Located on the island of Saba, the original King Kong movie island lies Juancho E. Yrausquin Airport, known to have one of the world’s shortest commercial airport runways. At only 1,300 feet long, only well-trained pilots are allowed to fly in the area. The approach is almost at a cliff, alongside the jagged terrain of Saba and then a sharp bank left before an immediate landing. On my next visit, I will be taking the ferry from neighboring St. Maarten.

Yeager Airport, Charleston, West Virginia

Located on Coonskin Ridge in Charleston, West Virginia, Yeager Airport’s cliff face, at an elevation of 982 feet, can be intimidating, especially when you only have 6,302 feet of the runway (the closed secondary runway is a mere 4,750 feet). When we asked our Facebook followers about their scariest airport experiences, Chris Randall noted Yeager, saying, “It’s a flattened mountaintop, so if they overshoot the runway there’s nowhere to go but down.” Of course, a takeoff or landing is the same whether you’re on a mountaintop or on the ground, but for those flying into Yeager for the first time, it can be a nervous landing until you’ve come to a complete stop.

Courchevel International Airport / France

With just 1,700 feet of runway length, this airport has a downward gradient of 18.5%. This slope makes taking off difficult and is reachable through deep valleys where only certified pilots are allowed. There is no second chance landing here due to the runway position, and pilots must make it perfectly the first time. And to make matters worse, this airport offers no lights or instrument aid so in bad weather landing is impossible.

Barra Airport, Barra, Scotland

Touching down without a paved strip may seem like a crash landing for unsuspecting passengers, but in Barra, Scotland, it’s a normal experience. When the airport isn’t in service, the beach is a popular spot for locals to hunt for cockles, but when the windsock is flying, you’ll do well to observe from afar.

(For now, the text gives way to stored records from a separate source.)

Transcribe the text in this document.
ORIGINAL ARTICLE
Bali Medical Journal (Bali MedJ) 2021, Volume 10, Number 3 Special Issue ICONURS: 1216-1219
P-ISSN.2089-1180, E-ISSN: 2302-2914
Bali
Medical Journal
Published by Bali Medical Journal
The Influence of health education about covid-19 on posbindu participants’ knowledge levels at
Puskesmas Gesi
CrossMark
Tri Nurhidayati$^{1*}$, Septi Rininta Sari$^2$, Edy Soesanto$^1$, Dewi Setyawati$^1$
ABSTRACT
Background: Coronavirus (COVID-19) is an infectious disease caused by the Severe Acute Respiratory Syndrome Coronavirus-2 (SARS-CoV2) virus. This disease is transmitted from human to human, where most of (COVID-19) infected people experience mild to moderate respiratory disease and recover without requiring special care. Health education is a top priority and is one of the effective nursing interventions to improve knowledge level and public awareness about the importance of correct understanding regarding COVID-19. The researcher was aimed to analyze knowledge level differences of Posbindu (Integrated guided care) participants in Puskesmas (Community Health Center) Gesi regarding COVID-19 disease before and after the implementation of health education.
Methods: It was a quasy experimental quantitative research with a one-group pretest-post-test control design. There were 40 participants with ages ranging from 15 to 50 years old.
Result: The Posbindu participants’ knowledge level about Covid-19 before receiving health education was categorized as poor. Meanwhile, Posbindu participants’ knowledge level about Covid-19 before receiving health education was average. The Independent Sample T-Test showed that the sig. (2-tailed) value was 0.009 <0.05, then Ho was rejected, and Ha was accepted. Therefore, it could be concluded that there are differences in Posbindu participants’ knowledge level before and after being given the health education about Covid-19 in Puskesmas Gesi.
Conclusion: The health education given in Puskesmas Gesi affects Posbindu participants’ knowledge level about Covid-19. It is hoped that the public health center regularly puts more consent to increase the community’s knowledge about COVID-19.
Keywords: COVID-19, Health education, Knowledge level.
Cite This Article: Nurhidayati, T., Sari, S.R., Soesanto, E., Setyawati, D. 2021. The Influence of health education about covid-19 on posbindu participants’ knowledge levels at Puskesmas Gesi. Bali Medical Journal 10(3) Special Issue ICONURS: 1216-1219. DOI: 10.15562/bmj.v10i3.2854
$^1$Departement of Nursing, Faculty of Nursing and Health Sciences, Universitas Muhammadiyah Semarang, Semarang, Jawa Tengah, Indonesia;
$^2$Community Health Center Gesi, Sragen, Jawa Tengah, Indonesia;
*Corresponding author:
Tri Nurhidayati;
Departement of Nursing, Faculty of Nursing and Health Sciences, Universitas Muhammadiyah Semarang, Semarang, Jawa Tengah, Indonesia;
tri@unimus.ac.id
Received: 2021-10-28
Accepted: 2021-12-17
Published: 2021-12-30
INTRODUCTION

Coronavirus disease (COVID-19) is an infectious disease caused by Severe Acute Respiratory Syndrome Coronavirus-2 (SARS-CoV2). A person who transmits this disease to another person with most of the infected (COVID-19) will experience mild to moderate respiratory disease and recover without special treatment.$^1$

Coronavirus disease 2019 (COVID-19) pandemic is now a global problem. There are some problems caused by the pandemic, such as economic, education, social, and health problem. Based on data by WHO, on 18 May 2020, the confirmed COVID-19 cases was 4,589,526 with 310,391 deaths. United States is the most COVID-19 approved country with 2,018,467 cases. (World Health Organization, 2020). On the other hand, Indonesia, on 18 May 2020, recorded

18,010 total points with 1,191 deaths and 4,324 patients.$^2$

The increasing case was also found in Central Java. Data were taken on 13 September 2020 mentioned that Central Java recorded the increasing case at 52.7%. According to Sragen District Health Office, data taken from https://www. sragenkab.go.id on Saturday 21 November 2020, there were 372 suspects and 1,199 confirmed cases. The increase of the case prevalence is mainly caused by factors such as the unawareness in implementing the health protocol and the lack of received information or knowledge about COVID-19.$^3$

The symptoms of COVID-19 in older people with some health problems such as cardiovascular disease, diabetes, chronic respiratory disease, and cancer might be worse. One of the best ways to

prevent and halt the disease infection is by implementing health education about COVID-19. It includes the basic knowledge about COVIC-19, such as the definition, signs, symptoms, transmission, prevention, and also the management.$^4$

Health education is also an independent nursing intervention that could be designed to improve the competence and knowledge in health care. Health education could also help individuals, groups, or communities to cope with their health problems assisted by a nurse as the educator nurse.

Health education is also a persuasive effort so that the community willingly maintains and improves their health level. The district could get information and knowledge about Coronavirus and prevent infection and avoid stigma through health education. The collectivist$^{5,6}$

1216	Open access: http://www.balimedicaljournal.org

On Flybe, the only airline that flies there, passengers can expect to arrive safely on one of the three runways (marked by concrete poles) formed when the tide goes out. As one of the only airports in the world where beach landings still occur, you shouldn’t miss this unique experience.

Princess Juliana International Airport / St. Maarten

Maho public beach is located at the end of this runway which results in huge gusts of wind and sand for sunbathers but also offering up a perfect Instagram shot. The runway is 7,100 feet long and planes must approach over the water at an extremely low altitude appearing to be just feet above the heads of the public.

Gisborne Airport, New Zealand

Located in the outskirts of Gisborne in New Zealand, this airport actually has a railway intersecting with the runway. With three grass runways and one main runway, it intersects with the national railway line. Landings are coordinated with accurate schedules to avoid approaching trains.